My, my. You, my blogging friends, have been busy. I am just now beginning to sort through your wonderful posts, which have packed my reading list to over-flowing. Thank you for being such great and entertaining writers.
I am happily home for the moment, but my friend Kiki is out traveling. She just started a great blog that I would like to share with you.
Fun, adventure, laughter – what a great combination. Way to go, Kiki.
Old town, new town, harbour, shopping mall. Everything in Cherbourg, France had one thing in common: charm. We walked right off the ship and found it everywhere.
Sometimes visits just work out. There are so many things that can work against a short stop along the way: weather can be unpredictable, moods can swing, travel ills can cause discomfort. But this day in Cherbourg, all the magic worked.
True to my travel style, I had done little research. I was asked by my history-buff friends: would we be visiting the sites of the Battle of Normandy? set foot on Omaha Beach? tour the medieval compounds? But, in a short morning and afternoon visit, I would have to spend 3 hours on a bus to get to those historical places. These are the compromises of travel, right? In this port, I had the opportunity to just step off the ship and walk. I took it.
We wound right around the harbour area, heading toward the darkened roofline of the medieval section of town. Buildings defined the different areas: sparkling white stone and clean windows lined the harbour. Sharp-angled rooflines, so greyed that I was certain the soot from last century still lay upon the tiles, called to us to walk farther into the town and further back into this area’s past. History lay all around me. I listened for and heard the beautiful whirr of the French language.

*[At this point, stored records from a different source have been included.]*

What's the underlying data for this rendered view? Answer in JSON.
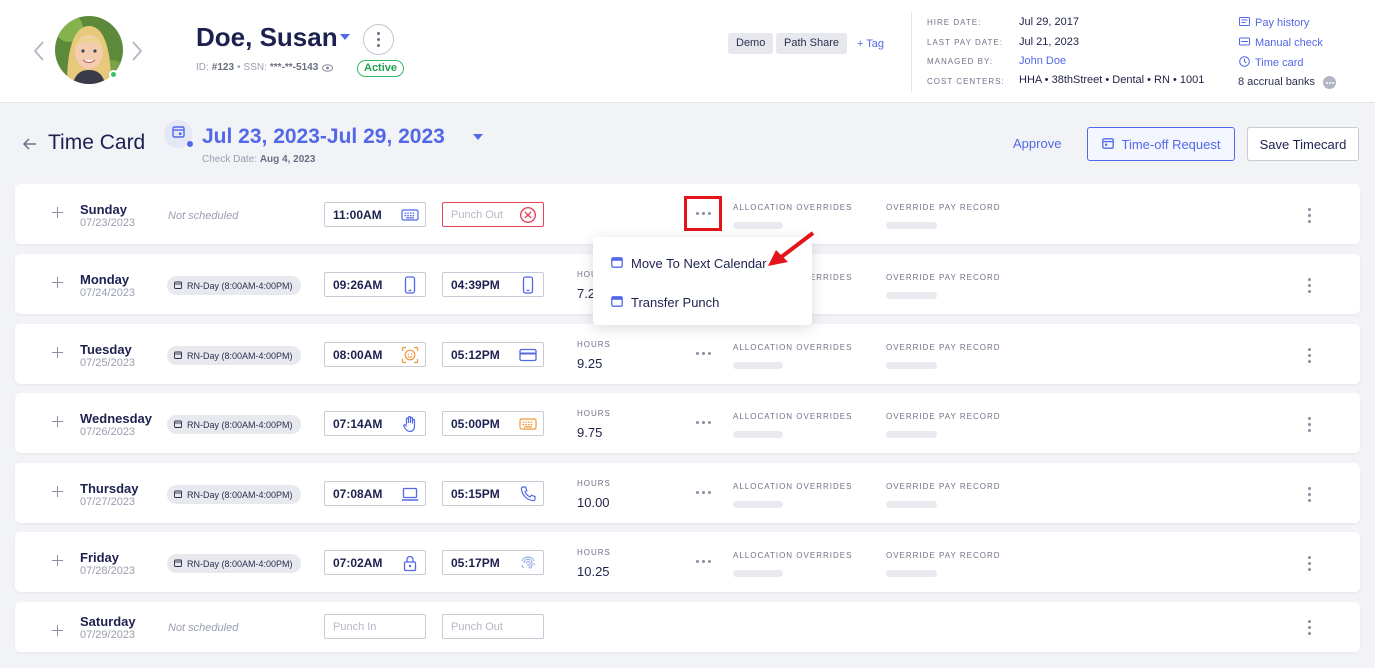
{
  "employee": {
    "name": "Doe, Susan",
    "id_label": "ID:",
    "id_value": "#123",
    "separator": "•",
    "ssn_label": "SSN:",
    "ssn_value": "***-**-5143",
    "status": "Active",
    "tags": [
      "Demo",
      "Path Share"
    ],
    "add_tag_label": "+ Tag"
  },
  "info": {
    "hire_date_label": "HIRE DATE:",
    "hire_date": "Jul 29, 2017",
    "last_pay_label": "LAST PAY DATE:",
    "last_pay": "Jul 21, 2023",
    "managed_by_label": "MANAGED BY:",
    "managed_by": "John Doe",
    "cost_centers_label": "COST CENTERS:",
    "cost_centers": "HHA • 38thStreet • Dental • RN • 1001"
  },
  "quick_links": {
    "pay_history": "Pay history",
    "manual_check": "Manual check",
    "time_card": "Time card",
    "accrual_banks": "8 accrual banks"
  },
  "timecard": {
    "title": "Time Card",
    "period": "Jul 23, 2023-Jul 29, 2023",
    "check_date_label": "Check Date:",
    "check_date": "Aug 4, 2023",
    "approve_label": "Approve",
    "timeoff_label": "Time-off Request",
    "save_label": "Save Timecard"
  },
  "columns": {
    "hours": "HOURS",
    "allocation": "ALLOCATION OVERRIDES",
    "override": "OVERRIDE PAY RECORD"
  },
  "days": [
    {
      "name": "Sunday",
      "date": "07/23/2023",
      "schedule": "Not scheduled",
      "punch_in": "11:00AM",
      "punch_in_icon": "keyboard-icon",
      "punch_out_placeholder": "Punch Out",
      "punch_out_icon": "error-circle-icon",
      "hours": ""
    },
    {
      "name": "Monday",
      "date": "07/24/2023",
      "schedule": "RN-Day (8:00AM-4:00PM)",
      "punch_in": "09:26AM",
      "punch_in_icon": "mobile-icon",
      "punch_out": "04:39PM",
      "punch_out_icon": "mobile-icon",
      "hours": "7.2"
    },
    {
      "name": "Tuesday",
      "date": "07/25/2023",
      "schedule": "RN-Day (8:00AM-4:00PM)",
      "punch_in": "08:00AM",
      "punch_in_icon": "face-scan-icon",
      "punch_out": "05:12PM",
      "punch_out_icon": "card-icon",
      "hours": "9.25"
    },
    {
      "name": "Wednesday",
      "date": "07/26/2023",
      "schedule": "RN-Day (8:00AM-4:00PM)",
      "punch_in": "07:14AM",
      "punch_in_icon": "hand-icon",
      "punch_out": "05:00PM",
      "punch_out_icon": "keyboard-icon",
      "hours": "9.75"
    },
    {
      "name": "Thursday",
      "date": "07/27/2023",
      "schedule": "RN-Day (8:00AM-4:00PM)",
      "punch_in": "07:08AM",
      "punch_in_icon": "laptop-icon",
      "punch_out": "05:15PM",
      "punch_out_icon": "phone-icon",
      "hours": "10.00"
    },
    {
      "name": "Friday",
      "date": "07/28/2023",
      "schedule": "RN-Day (8:00AM-4:00PM)",
      "punch_in": "07:02AM",
      "punch_in_icon": "lock-icon",
      "punch_out": "05:17PM",
      "punch_out_icon": "fingerprint-icon",
      "hours": "10.25"
    },
    {
      "name": "Saturday",
      "date": "07/29/2023",
      "schedule": "Not scheduled",
      "punch_in_placeholder": "Punch In",
      "punch_out_placeholder": "Punch Out"
    }
  ],
  "row_menu": {
    "items": [
      "Move To Next Calendar",
      "Transfer Punch"
    ]
  },
  "colors": {
    "accent": "#5268e8",
    "active_green": "#23a356",
    "error_red": "#e4455a",
    "highlight_red": "#e5141b",
    "orange_icon": "#f0963a"
  }
}
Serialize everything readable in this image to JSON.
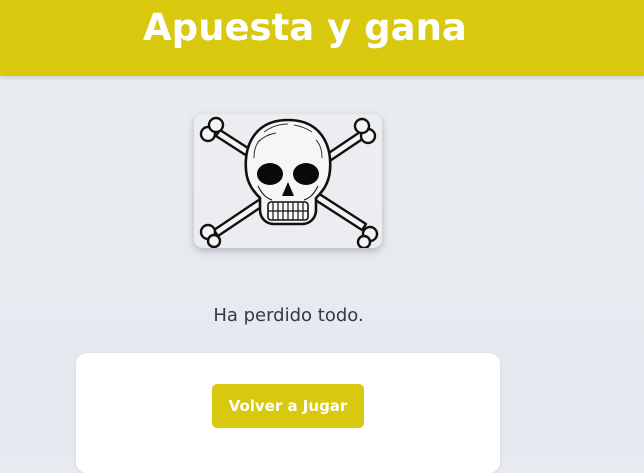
{
  "header": {
    "title": "Apuesta y gana",
    "bg_color": "#d8c90e"
  },
  "result": {
    "image_icon": "skull-and-crossbones-icon",
    "message": "Ha perdido todo."
  },
  "actions": {
    "play_again_label": "Volver a Jugar"
  }
}
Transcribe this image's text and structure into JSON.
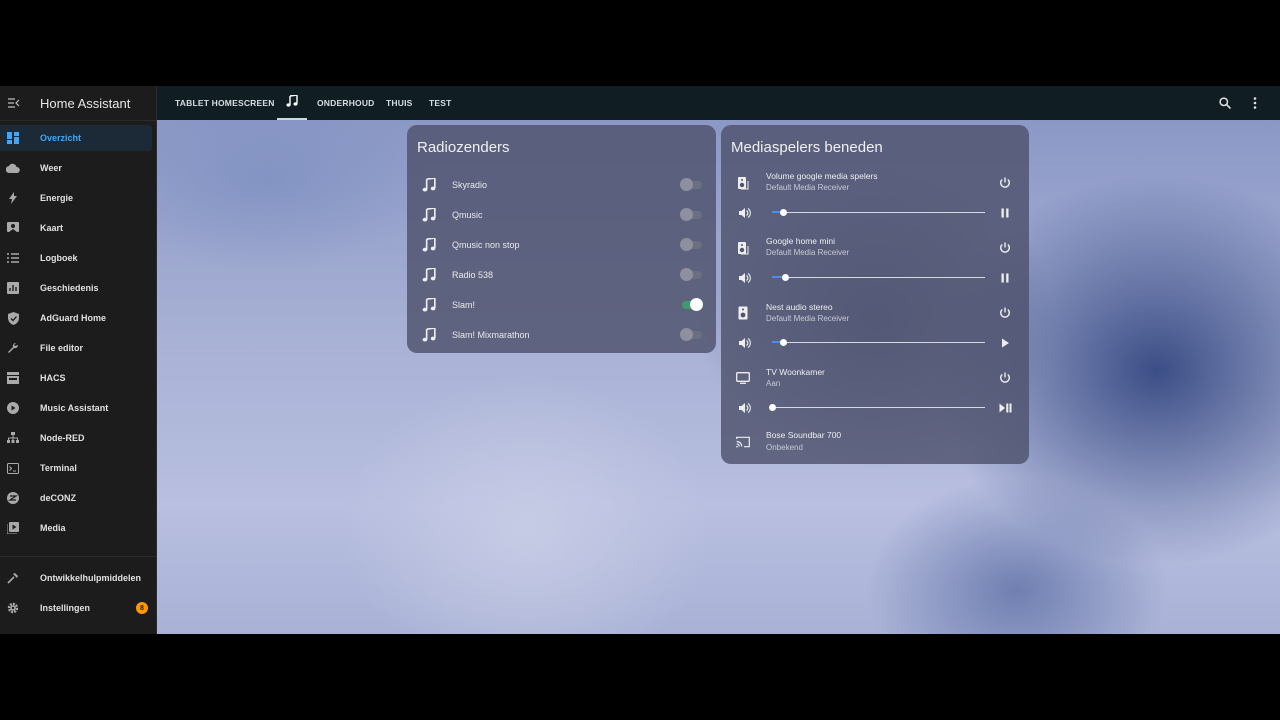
{
  "sidebar": {
    "title": "Home Assistant",
    "items": [
      {
        "label": "Overzicht",
        "icon": "dashboard-icon"
      },
      {
        "label": "Weer",
        "icon": "cloud-icon"
      },
      {
        "label": "Energie",
        "icon": "lightning-icon"
      },
      {
        "label": "Kaart",
        "icon": "map-icon"
      },
      {
        "label": "Logboek",
        "icon": "list-icon"
      },
      {
        "label": "Geschiedenis",
        "icon": "chart-icon"
      },
      {
        "label": "AdGuard Home",
        "icon": "shield-icon"
      },
      {
        "label": "File editor",
        "icon": "wrench-icon"
      },
      {
        "label": "HACS",
        "icon": "hacs-icon"
      },
      {
        "label": "Music Assistant",
        "icon": "play-circle-icon"
      },
      {
        "label": "Node-RED",
        "icon": "sitemap-icon"
      },
      {
        "label": "Terminal",
        "icon": "console-icon"
      },
      {
        "label": "deCONZ",
        "icon": "zigbee-icon"
      },
      {
        "label": "Media",
        "icon": "media-icon"
      }
    ],
    "bottom": [
      {
        "label": "Ontwikkelhulpmiddelen",
        "icon": "hammer-icon"
      },
      {
        "label": "Instellingen",
        "icon": "gear-icon",
        "badge": "8"
      }
    ]
  },
  "topbar": {
    "tabs": [
      "TABLET HOMESCREEN",
      "ONDERHOUD",
      "THUIS",
      "TEST"
    ],
    "active_tab_icon": "music-note-icon"
  },
  "radio_card": {
    "title": "Radiozenders",
    "stations": [
      {
        "label": "Skyradio",
        "on": false
      },
      {
        "label": "Qmusic",
        "on": false
      },
      {
        "label": "Qmusic non stop",
        "on": false
      },
      {
        "label": "Radio 538",
        "on": false
      },
      {
        "label": "Slam!",
        "on": true
      },
      {
        "label": "Slam! Mixmarathon",
        "on": false
      }
    ]
  },
  "media_card": {
    "title": "Mediaspelers beneden",
    "players": [
      {
        "name": "Volume google media spelers",
        "status": "Default Media Receiver",
        "icon": "speaker-group-icon",
        "volume": 0.05,
        "control": "pause-icon"
      },
      {
        "name": "Google home mini",
        "status": "Default Media Receiver",
        "icon": "speaker-group-icon",
        "volume": 0.06,
        "control": "pause-icon"
      },
      {
        "name": "Nest audio stereo",
        "status": "Default Media Receiver",
        "icon": "speaker-icon",
        "volume": 0.05,
        "control": "play-icon"
      },
      {
        "name": "TV Woonkamer",
        "status": "Aan",
        "icon": "tv-icon",
        "volume": 0.0,
        "control": "play-pause-icon"
      },
      {
        "name": "Bose Soundbar 700",
        "status": "Onbekend",
        "icon": "cast-icon"
      }
    ]
  },
  "colors": {
    "accent": "#42a5f5",
    "toggle_on": "#3f9b6b",
    "badge": "#ff9800",
    "topbar": "#101e24",
    "sidebar": "#1c1c1c"
  }
}
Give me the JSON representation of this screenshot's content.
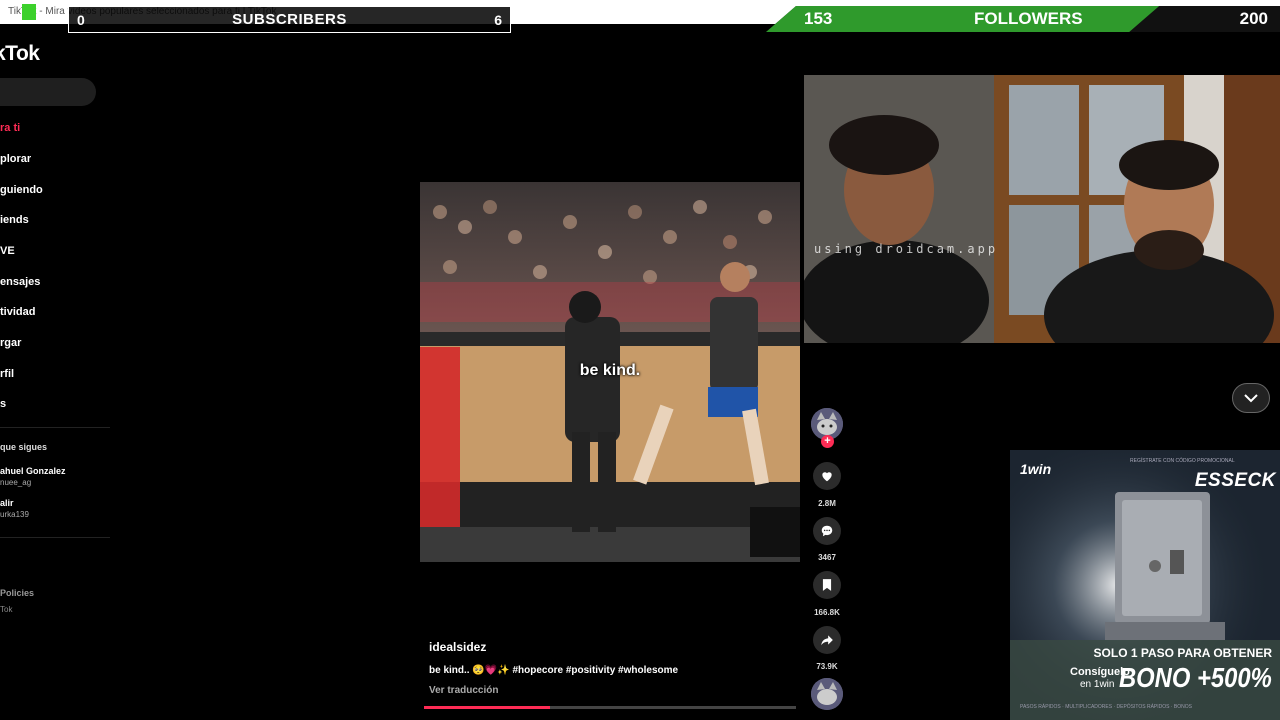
{
  "window": {
    "title": "TikTok - Mira videos populares seleccionados para ti | TikTok",
    "controls": [
      "–",
      "▢",
      "✕"
    ]
  },
  "overlays": {
    "subscribers": {
      "label": "SUBSCRIBERS",
      "current": "0",
      "goal": "6",
      "progress": 0
    },
    "followers": {
      "label": "FOLLOWERS",
      "current": "153",
      "goal": "200",
      "progress": 0.765
    }
  },
  "sidebar": {
    "logo": "kTok",
    "nav": [
      {
        "label": "ra ti",
        "active": true
      },
      {
        "label": "plorar",
        "active": false
      },
      {
        "label": "guiendo",
        "active": false
      },
      {
        "label": "iends",
        "active": false
      },
      {
        "label": "VE",
        "active": false
      },
      {
        "label": "ensajes",
        "active": false
      },
      {
        "label": "tividad",
        "active": false
      },
      {
        "label": "rgar",
        "active": false
      },
      {
        "label": "rfil",
        "active": false
      },
      {
        "label": "s",
        "active": false
      }
    ],
    "following_title": "que sigues",
    "accounts": [
      {
        "name": "ahuel Gonzalez",
        "handle": "nuee_ag"
      },
      {
        "name": "alir",
        "handle": "urka139"
      }
    ],
    "footer": [
      "Policies",
      "Tok"
    ]
  },
  "video": {
    "overlay_text": "be kind.",
    "author": "idealsidez",
    "description": "be kind.. 🥺💗✨ #hopecore #positivity #wholesome",
    "translate_label": "Ver traducción",
    "progress": 0.34
  },
  "actions": {
    "likes": "2.8M",
    "comments": "3467",
    "saves": "166.8K",
    "shares": "73.9K"
  },
  "webcam": {
    "watermark": "using droidcam.app"
  },
  "ad": {
    "logo": "1win",
    "brand": "ESSECK",
    "tagline": "REGÍSTRATE CON CÓDIGO PROMOCIONAL",
    "cta_line1": "SOLO 1 PASO PARA OBTENER",
    "cta_line2": "BONO +500%",
    "get_line1": "Consíguelo",
    "get_line2": "en 1win",
    "steps": "PASOS RÁPIDOS · MULTIPLICADORES · DEPÓSITOS RÁPIDOS · BONOS"
  },
  "colors": {
    "accent": "#fe2c55",
    "followers_bar": "#2f9a2c",
    "tiktok_bg": "#000000"
  }
}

The charm of the old town, with its twisting streets – narrow and lined with tall buildings – pulled us into the maze and immediately lost us. The only thing to do was to pick a direction and continue, relishing in the adventure of being lost in a safe place. Along the way, we strolled through a beautiful garden, the product of centuries of careful planning and tending. We strayed up a dead-end alleyway, then retraced our steps to find ourselves suddenly un-lost and at the door of the ancient sea-side church Basilique Sainte-Trinite. From this vantage, I looked back to the harbour, and once again found my bearings. We headed back into the old town, searching for the fountain, wandering along and enjoying the flow of other tourists and many residents.
The charm of the alleyways called my attention. Such a variety of narrow spits of passageways. Alleys were everywhere, laid out to connect walkers to different areas of town. Even in the residential sections, the narrow but open-topped tunnels cut a route from here to there. I couldn’t follow them all, but wanted to.
Through the neighborhoods we walked, and there we found residential charm. Attached to the apartment complexes were small plots of garden land, with pint-sized potting sheds sitting on each section. What would these city farmers plant in their gardens? As I walked, I saw rowcrops of vegetables, and many, many flowers. But mostly, I saw green. Green everything: grass, budding trees, leafing flowers and bushes. We walked up the hills to the larger houses and back down into town, wanting to stretch our legs and our time.
suburban bliss near the
Our return trip took us again through the old town. A cafe owner was attending to patrons sitting at his sidewalk tables. He answered a remark by one of the customers. I didn’t hear the question, but the answer charmed me as much as the town itself had. “Stay as long as you want, we love your company.”
And that’s how I left our short visit to Cherbourg: relishing the welcome and feeling like I wanted to come back, explore the small inviting pathways, listen longer to the language, and enjoy the hospitality.